The one problem I do have with the user styles is that if we have them stored in the browser, will CSS changes persist to the export of a PDF? And if so, a bigger discussion is when/if we can make Pluto deployable to a webservice for web based hosting, can themes apply there as well? These thoughts may be beyond the scope of this issue, but they might be important to think about for long term!

TheCedarPrince commented 4 years ago

P.S. Regarding Stylish, does something like that go against Pluto philosophy? It would mean adding an additional step/dependency to worry about. I get the idea, but it makes me anxious having a third party be responsible for our theme idea.

P.P.S. I am ready to work on a PR whenever we can figure out something to do here! :smile:

fonsp commented 4 years ago

There is also a (more?) open source version of Stylish: Stylus. Both Sylish and Stylus can work offline - so it is not a dependency on a third party to remain operational - but it does feel hacky.

The thing is, having any customization is a bit against the up-until-now Pluto philosophy (which is full end-to-end control).

Style changes (no matter the method) make it into the PDF (try it!), but not to .html/web exports.

fonsp commented 4 years ago

Another way would be:

one ENV item: PLUTO_ADDITIONAL_ASSETS which is a (by default empty) array of URLs, that just get added to editor.html when you load it.

The ENV variables are more flexible than you think:

import Pluto; ENV["potato"] = "yes please"; Pluto.run()

or for the purists:

import Pluto; withenv(Pluto.run, "potato" => "yes please")

ENV is already used for some secret config options, so it makes sense to use it for this. All shell systems have built-in ways to store ENV variables permanently.

So this would set a theme for all connected clients. As opposed to the web extension method, which would set the theme just for yourself and the PDF, but for all Pluto sessions. Both have their advantages?

fonsp commented 4 years ago

(I'm thinking of something fun for you to work on!)

TheCedarPrince commented 4 years ago

I think we should pursue the ENV way first as I think that makes the most sense and easiest to implement. What do you wanna do next?

But true, actually, do you think we could discuss the Philosophy of Pluto? I don't really see it on the main README (though from conversations from you, I understand the gist of it) and I feel like having the philosophy be more up front is important for future contributors.

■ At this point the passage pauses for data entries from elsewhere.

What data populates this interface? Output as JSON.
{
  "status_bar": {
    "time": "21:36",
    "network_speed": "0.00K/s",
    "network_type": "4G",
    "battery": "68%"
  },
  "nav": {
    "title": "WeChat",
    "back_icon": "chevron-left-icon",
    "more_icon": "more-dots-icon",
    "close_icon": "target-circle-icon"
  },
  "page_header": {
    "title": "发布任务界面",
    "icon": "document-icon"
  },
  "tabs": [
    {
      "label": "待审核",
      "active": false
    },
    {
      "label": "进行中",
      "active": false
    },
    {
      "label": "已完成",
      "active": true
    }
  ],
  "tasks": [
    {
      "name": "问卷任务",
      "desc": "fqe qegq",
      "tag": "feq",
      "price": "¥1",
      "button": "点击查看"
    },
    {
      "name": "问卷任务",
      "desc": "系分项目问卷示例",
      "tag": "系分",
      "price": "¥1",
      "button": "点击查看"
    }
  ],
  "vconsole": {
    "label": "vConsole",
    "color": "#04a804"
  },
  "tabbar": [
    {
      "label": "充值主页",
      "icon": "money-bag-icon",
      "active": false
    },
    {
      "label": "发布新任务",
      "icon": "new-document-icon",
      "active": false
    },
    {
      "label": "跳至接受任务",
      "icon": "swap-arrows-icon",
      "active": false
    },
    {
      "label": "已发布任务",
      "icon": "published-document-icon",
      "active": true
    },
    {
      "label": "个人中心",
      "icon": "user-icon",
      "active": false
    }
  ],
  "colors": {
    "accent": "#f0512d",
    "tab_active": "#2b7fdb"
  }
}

Thoughts there?

fonsp commented 4 years ago

Well, Stylus has already been implemented 🙃 You could use it today to write new themes, and any CSS you write there is still usable if we ever change the way they are loaded. (But again - I was planning to change the CSS structure, so writing a theme right now would be counterproductive.)

It's just that I am not motivated to solve this issue soon 😬 Besides a dark mode (which could be built-in and automatically match the system theme), there have been no user requests in this area. (And of course, I am personally quite happy with the default theme.) So any solution that adds a config or makes the project less end-to-end controlled, makes me scared.

Lots of negative sentiment here, but my main point is that there is lots to do that does make me excited, and it is very important to keep the project easy to maintain.

As for outlining the Pluto philosophy - I prefer not to write down my own ideas on this as if they are rules, although I understand that this makes collaboration a little trickier. Discussions are welcome and useful!

TheCedarPrince commented 4 years ago

Ah that makes a lot of sense! Want to go ahead and close this issue for now?

radonnachie commented 4 years ago

I'd love some control over the theme and default layout.

Perhaps what would fit your preferences is an aftermarket script such as jupyter-themes that would just overwrite Pluto's CSS. I'm assuming that that is what jupyter-themes does, although not 100% certain.

As an aftermarket script, it is up to the maintainers of the script to ensure some adherence to Pluto's design intention. So I believe its community members are close at hand.

In a month or two I will probably get back to this idea!